Il faut noter, pour l’exposé qui suit, que tous ceux dont
nous parlerons ont acquis leurs conceptions et ont agi en
antimilitaristes grâce à l’agitation d’un seul
homme ; Rudolf Grossmann (Pierre Ramus de son nom de plume). C’est
grâce à lui que tous sont devenus antimilitaristes.
[…]
Rudolf
Grossmann avait prêté le serment de guerre, mais dès
les premières semaines de son service militaire il fut saisi
de si violents remords que, vite décidé, il profita
d’une permission pour ne plus rentrer dans le rang, et se mit à
la disposition des autorités militaires comme objecteur de
conscience. Il fut arrêté et gardé longtemps en
observation à l’hôpital psychiatrique de Steinhof
(près de Vienne) — bien qu’il fût absolument normal.
[…]
Cet
homme a agi sans relâche en Autriche pour la cause du pacifisme
radical, et déjà sous la monarchie il a subi une série
de peines de prison C’est peut-être à cause de ses
convictions anarchistes, proches de celles de Léon Tolstoï
qu’il osa dire des choses que les autres n’osent même pas
penser.

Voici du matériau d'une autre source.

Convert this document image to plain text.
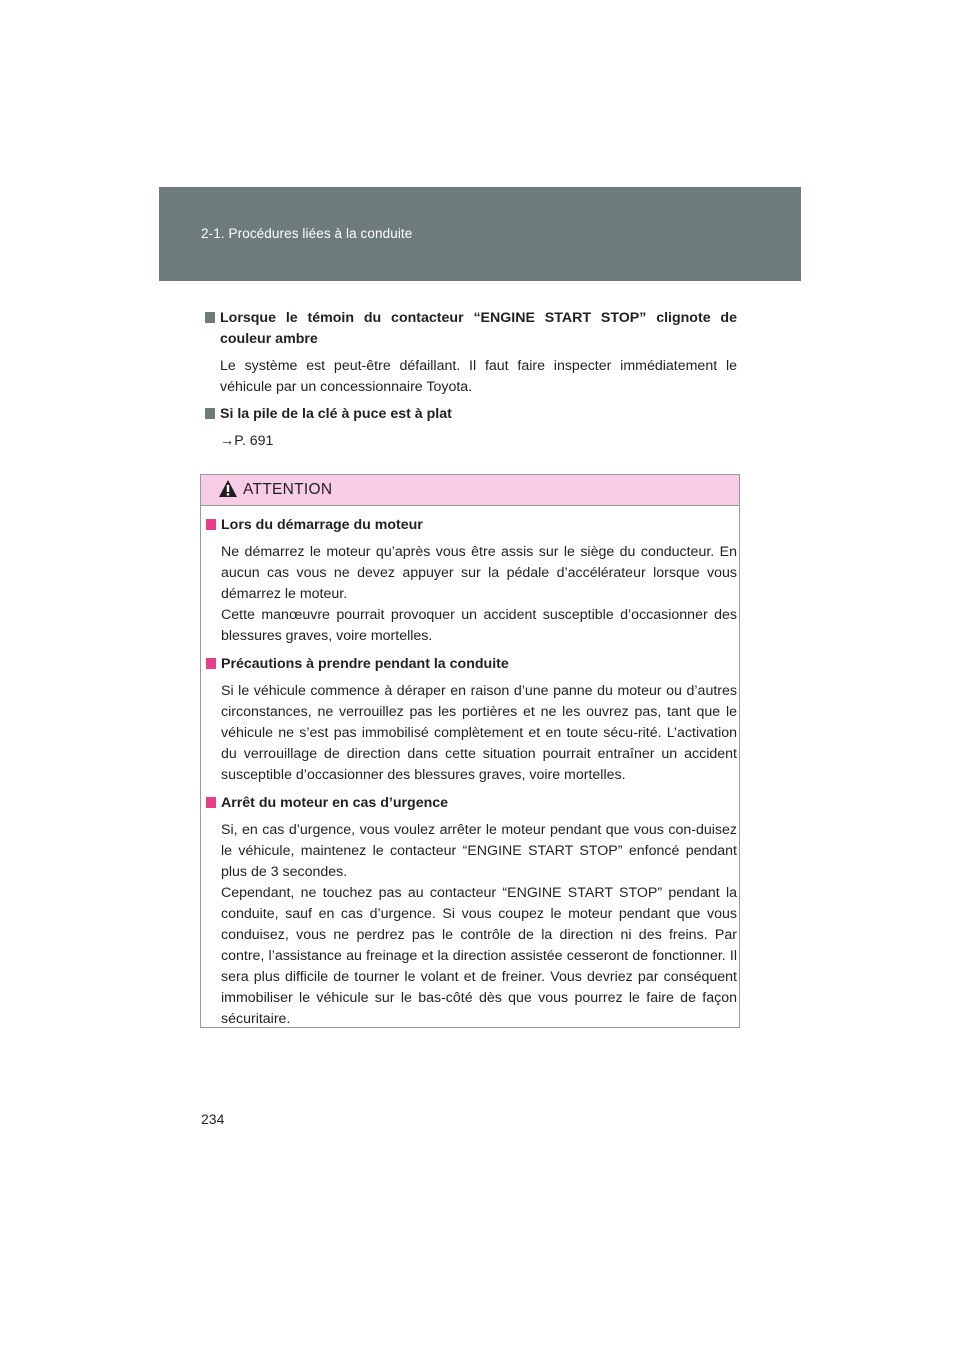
2-1. Procédures liées à la conduite
Lorsque le témoin du contacteur “ENGINE START STOP” clignote de couleur ambre
Le système est peut-être défaillant. Il faut faire inspecter immédiatement le véhicule par un concessionnaire Toyota.
Si la pile de la clé à puce est à plat
→P. 691
ATTENTION
Lors du démarrage du moteur
Ne démarrez le moteur qu’après vous être assis sur le siège du conducteur. En aucun cas vous ne devez appuyer sur la pédale d’accélérateur lorsque vous démarrez le moteur.
Cette manœuvre pourrait provoquer un accident susceptible d’occasionner des blessures graves, voire mortelles.
Précautions à prendre pendant la conduite
Si le véhicule commence à déraper en raison d’une panne du moteur ou d’autres circonstances, ne verrouillez pas les portières et ne les ouvrez pas, tant que le véhicule ne s’est pas immobilisé complètement et en toute sécu-rité. L’activation du verrouillage de direction dans cette situation pourrait entraîner un accident susceptible d’occasionner des blessures graves, voire mortelles.
Arrêt du moteur en cas d’urgence
Si, en cas d’urgence, vous voulez arrêter le moteur pendant que vous con-duisez le véhicule, maintenez le contacteur “ENGINE START STOP” enfoncé pendant plus de 3 secondes.
Cependant, ne touchez pas au contacteur “ENGINE START STOP” pendant la conduite, sauf en cas d’urgence. Si vous coupez le moteur pendant que vous conduisez, vous ne perdrez pas le contrôle de la direction ni des freins. Par contre, l’assistance au freinage et la direction assistée cesseront de fonctionner. Il sera plus difficile de tourner le volant et de freiner. Vous devriez par conséquent immobiliser le véhicule sur le bas-côté dès que vous pourrez le faire de façon sécuritaire.
234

La suggestion du militarisme n’avait absolument aucune
prise sur lui, et il manquait totalement de respect, ce qui avait
rendu furieuses les autorités monarchiques. Il n’est que de
lire dans son roman, « Friedenskrieger des Hinterlandes »
(Combattant pour la paix de l’arrière), où il
décrit sa propre destinée pendant sa prison de guerre,
les réponses qu’il fit aux juges militaires ; on aura
peut-être tendance, connaissant les rapports militaires, à
douter de l’authenticité de la reproduction ; mais qui
connaît l’homme personnellement croit sur parole cette
description, car elle s’accorde tout à fait avec sa méthode.
Il avait saisi toute la bassesse de l’esclavage militaire, lui
opposait le courage de l’homme libre et le combattait avec ses
propres armes, tout en étudiant de près les lois et s’y
opposant avec la même habileté que ceux qui voulaient le
perdre.
Dans
sa propagande antimilitariste et pacifiste, Ramus s’est toujours
adressé particulièrement au peuple travailleur. Sa
manière d’écrire dans son journal publié à
Vienne depuis 1907, « Wohlstand für alle » (Bien-être
pour tous), s’est toujours accordée avec la
compréhension du prolétariat. Le meilleur exemple en
est l’éditorial du journal écrit juste avant que la
guerre éclate, le 24 juillet 1914, et publié peu avant
son arrestation violente dès la proclamation de l’état
d’urgence, le 25 juillet. Cet article, « Man schürt zum
Krieg » (On incite à la guerre), représente
aujourd’hui un document historique. Il n’y avait, soit dit en
passant, aucun autre journal dans l’Autriche d’alors qui eût
publié à l’époque un tel article.
Après
cela, il n’est pas étonnant que Ramus ait été
arrêté ; ce serait arrivé de toute façon.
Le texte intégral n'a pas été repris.